Currently, there’s no head coach in place at LSU, and six of the top seven players in the state of Louisiana are still committed to LSU. That includes a pair of five-star prospects.
Compare that to Mississippi where Ole Miss, a top five team, has a commitment from one of the top 14 players in the state. Tennessee, Auburn, Alabama, Florida, LSU and Colorado have come in to snag players.
In the next cycle, Louisiana boasts a quartet of five-star prospects ranked in the top 18 players in the country. That faucet never dries up.
No coach in his right mind would abandon the transfer portal in this era, but high school recruiting is still a major piece to the roster building puzzle, and LSU advantages in that space still very much exist. It’s about marrying the two together.
Kiffin has never been considered a great recruiter. Not even good. But that’s what a staff and a support system are designed to help with. LSU’s collective and booster base helped land this top-ranked portal haul under the old guidelines.

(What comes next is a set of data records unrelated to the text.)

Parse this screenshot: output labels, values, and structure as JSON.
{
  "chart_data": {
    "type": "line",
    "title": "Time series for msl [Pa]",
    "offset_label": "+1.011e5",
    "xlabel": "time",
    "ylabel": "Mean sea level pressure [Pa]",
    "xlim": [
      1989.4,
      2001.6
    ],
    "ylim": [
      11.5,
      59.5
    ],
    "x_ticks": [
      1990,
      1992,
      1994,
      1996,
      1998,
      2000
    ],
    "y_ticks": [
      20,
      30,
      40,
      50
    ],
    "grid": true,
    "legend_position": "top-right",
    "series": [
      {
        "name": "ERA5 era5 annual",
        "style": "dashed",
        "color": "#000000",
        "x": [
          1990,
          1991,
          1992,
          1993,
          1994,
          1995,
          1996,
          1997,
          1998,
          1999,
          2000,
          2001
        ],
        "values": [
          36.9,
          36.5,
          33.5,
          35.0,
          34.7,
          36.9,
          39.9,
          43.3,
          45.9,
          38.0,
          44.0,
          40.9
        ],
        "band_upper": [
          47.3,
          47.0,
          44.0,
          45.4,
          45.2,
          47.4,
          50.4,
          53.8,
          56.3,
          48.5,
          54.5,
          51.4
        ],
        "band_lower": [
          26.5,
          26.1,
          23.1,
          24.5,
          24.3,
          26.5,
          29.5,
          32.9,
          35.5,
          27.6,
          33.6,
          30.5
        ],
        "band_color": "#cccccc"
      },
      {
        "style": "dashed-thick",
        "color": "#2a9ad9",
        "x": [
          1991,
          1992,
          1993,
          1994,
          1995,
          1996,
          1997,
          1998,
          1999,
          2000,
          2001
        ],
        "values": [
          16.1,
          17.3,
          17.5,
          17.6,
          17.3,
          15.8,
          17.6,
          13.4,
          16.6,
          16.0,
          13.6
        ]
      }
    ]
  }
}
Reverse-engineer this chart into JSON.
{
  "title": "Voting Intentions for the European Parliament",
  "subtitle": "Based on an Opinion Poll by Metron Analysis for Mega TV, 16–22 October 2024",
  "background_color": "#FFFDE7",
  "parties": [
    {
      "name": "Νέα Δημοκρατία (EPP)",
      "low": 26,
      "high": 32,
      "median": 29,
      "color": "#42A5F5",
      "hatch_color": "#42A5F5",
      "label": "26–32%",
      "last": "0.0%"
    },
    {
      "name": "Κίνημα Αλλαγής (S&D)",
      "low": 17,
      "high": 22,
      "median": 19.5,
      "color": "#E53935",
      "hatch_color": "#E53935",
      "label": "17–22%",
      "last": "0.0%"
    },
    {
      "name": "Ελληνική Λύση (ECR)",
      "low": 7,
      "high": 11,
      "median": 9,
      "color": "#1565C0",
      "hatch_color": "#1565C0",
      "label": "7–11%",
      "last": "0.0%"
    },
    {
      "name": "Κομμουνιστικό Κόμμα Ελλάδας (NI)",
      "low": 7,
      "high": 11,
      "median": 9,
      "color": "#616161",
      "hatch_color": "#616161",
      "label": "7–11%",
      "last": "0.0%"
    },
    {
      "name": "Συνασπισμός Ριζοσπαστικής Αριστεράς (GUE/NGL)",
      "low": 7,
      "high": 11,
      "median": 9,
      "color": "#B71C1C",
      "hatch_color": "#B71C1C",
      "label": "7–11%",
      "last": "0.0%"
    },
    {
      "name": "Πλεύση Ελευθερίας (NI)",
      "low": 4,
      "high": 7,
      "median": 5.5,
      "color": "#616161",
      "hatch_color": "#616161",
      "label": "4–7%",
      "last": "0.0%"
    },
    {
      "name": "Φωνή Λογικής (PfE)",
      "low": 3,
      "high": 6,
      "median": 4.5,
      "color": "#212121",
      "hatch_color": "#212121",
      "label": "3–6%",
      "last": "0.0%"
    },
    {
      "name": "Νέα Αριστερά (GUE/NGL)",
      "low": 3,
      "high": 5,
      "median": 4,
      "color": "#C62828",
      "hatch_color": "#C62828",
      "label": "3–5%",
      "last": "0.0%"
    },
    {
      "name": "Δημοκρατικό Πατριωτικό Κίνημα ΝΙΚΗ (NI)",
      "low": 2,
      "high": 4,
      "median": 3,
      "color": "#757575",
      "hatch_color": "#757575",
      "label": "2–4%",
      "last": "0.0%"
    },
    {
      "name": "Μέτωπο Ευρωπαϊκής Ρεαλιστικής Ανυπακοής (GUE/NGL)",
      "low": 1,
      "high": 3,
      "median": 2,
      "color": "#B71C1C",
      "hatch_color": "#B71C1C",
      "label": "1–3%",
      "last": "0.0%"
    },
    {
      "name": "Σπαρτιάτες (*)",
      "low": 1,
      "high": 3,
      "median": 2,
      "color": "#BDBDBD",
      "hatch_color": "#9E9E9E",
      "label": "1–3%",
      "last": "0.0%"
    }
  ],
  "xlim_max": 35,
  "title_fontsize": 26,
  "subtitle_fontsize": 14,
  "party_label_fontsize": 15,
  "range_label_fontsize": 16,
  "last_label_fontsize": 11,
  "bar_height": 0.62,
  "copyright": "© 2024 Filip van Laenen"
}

Unquestionably, Kiffin’s run at Ole Miss has been better than LSU’s simultaneous results. The Rebels are on the doorstep of the CFP with the first 11-win regular season in school history.
Kiffin doesn’t have to doubt whether or not his current program can trade punches with the big boys. He crushed Georgia last season, held a nine-point fourth quarter lead in Athens this year, went to Norman and won and has taken two of three from LSU.
So, why leave?
Perhaps he feels that more direct access to homegrown future pros, 40,000 more seats in a home stadium and a brand more powerful in the national picture provides the margin to go from “in the fight” to “holding the belt”.
He’ll just have to leave the ring in this round to look toward the next fight.